Traditionally, most of these refrigerant vapor compression systems have been operated at subcritical refrigerant pressures. Refrigerant vapor compression systems operating in the subcritical range are commonly charged with fluorocarbon refrigerants such as, but not limited to, hydrochlorofluorocarbons (HCFCs), such as R22, and more commonly hydrofluorocarbons (HFCs), such as R134a, R410A, R404A and R407C. However, greater interest is being shown in “natural” refrigerants, such as carbon dioxide, for use in refrigeration systems instead of HFC refrigerants. Because carbon dioxide has a low critical temperature, most refrigerant vapor compression systems charged with carbon dioxide as the refrigerant are designed for operation in the transcritical pressure regime.

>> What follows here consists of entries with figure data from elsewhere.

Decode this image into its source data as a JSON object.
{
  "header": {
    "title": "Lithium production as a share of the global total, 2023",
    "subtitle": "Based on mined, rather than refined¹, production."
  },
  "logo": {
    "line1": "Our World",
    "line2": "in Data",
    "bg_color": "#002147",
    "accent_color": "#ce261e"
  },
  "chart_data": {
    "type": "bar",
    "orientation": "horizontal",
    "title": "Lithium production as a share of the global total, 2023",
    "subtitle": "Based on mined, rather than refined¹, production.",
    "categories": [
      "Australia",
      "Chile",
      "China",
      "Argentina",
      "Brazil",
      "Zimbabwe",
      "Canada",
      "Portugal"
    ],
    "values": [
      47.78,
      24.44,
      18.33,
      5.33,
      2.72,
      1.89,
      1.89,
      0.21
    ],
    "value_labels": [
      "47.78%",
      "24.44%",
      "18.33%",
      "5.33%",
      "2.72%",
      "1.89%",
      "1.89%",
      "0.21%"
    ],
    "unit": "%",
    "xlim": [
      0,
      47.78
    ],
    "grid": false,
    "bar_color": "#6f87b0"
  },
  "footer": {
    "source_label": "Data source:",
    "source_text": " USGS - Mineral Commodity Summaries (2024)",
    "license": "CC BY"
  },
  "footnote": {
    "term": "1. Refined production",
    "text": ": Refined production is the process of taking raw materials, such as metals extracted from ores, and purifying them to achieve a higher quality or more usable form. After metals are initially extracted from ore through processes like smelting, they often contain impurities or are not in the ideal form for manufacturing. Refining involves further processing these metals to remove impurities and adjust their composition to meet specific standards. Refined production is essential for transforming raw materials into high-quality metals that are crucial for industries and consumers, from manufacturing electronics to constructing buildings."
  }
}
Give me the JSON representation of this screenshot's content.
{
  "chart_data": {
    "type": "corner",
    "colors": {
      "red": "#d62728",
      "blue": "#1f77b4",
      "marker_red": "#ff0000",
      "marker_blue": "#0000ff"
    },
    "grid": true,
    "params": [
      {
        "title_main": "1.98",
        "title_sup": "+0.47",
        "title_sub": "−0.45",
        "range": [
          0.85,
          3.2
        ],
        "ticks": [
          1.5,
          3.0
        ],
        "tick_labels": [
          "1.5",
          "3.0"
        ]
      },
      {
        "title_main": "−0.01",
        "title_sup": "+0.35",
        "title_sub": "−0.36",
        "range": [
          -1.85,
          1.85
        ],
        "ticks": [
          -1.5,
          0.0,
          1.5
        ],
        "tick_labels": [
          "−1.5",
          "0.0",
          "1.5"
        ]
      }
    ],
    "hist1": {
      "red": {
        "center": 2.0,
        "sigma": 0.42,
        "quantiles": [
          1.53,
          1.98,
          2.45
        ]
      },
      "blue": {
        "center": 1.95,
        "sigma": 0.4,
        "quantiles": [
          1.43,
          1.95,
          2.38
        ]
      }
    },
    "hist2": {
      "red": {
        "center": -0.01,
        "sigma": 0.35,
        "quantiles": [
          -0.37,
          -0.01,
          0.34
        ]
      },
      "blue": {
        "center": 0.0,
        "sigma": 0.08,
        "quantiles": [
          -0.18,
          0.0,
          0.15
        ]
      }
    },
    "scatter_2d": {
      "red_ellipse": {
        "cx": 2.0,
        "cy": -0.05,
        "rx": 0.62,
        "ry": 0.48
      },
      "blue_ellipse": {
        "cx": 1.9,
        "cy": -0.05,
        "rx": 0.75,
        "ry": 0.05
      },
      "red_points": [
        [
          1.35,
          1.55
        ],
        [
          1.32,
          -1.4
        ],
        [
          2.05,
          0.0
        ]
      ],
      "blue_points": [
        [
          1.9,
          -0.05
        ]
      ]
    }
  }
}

In refrigerant vapor compression systems operating in a subcritical cycle, both the refrigerant heat rejection heat exchanger, which functions in a subcritical cycle as a condenser, and the refrigerant heat absorption heat exchanger, which functions as an evaporator, operate at refrigerant temperatures and pressures below the refrigerant's critical point. However, in refrigerant vapor compression systems operating in a transcritical cycle, the refrigerant heat rejection heat exchanger operates at a refrigerant temperature and pressure in excess of the refrigerant's critical point, i.e. in the supercritical range, while the refrigerant heat absorption heat exchanger, i.e. the evaporator, operates at a refrigerant temperature and pressure below the refrigerant's critical point, that is in the subcritical range.
Operating at refrigerant pressure and refrigerant temperature in excess of the refrigerant's critical point, the refrigerant heat rejection heat exchanger functions as a gas cooler rather than as a condenser. Thus, the refrigerant leaving the refrigerant heat rejection heat exchanger is still in the vapor (gas) state and at a supercritical pressure. The higher refrigerant pressures associated with operation in a transcritical refrigeration cycle, such as in refrigerant vapor compression systems using carbon dioxide as the refrigerant, complicates operation of the refrigerant vapor compression system. Controlling the high-side pressure, that is the compressor discharge pressure, is not only more difficult, but also more important. For example, a 100 psi departure in compressor discharge pressure from the optimum set point discharge pressure for energy efficiency will result in a significant reduction in energy efficiency. U.S. patent application Ser. No. 13/121,824, assigned to the common assignee as this application is subject to assignment, and filed as the national stage application of International Patent Application No. PCT/2009/058543, filed 28 Sep. 2009, and published as International Publication No. WO 2010/039630, on 8 Apr. 2010, discloses a high-side pressure control for a transcritical refrigeration system, the entire disclosure of which is incorporated herein by reference.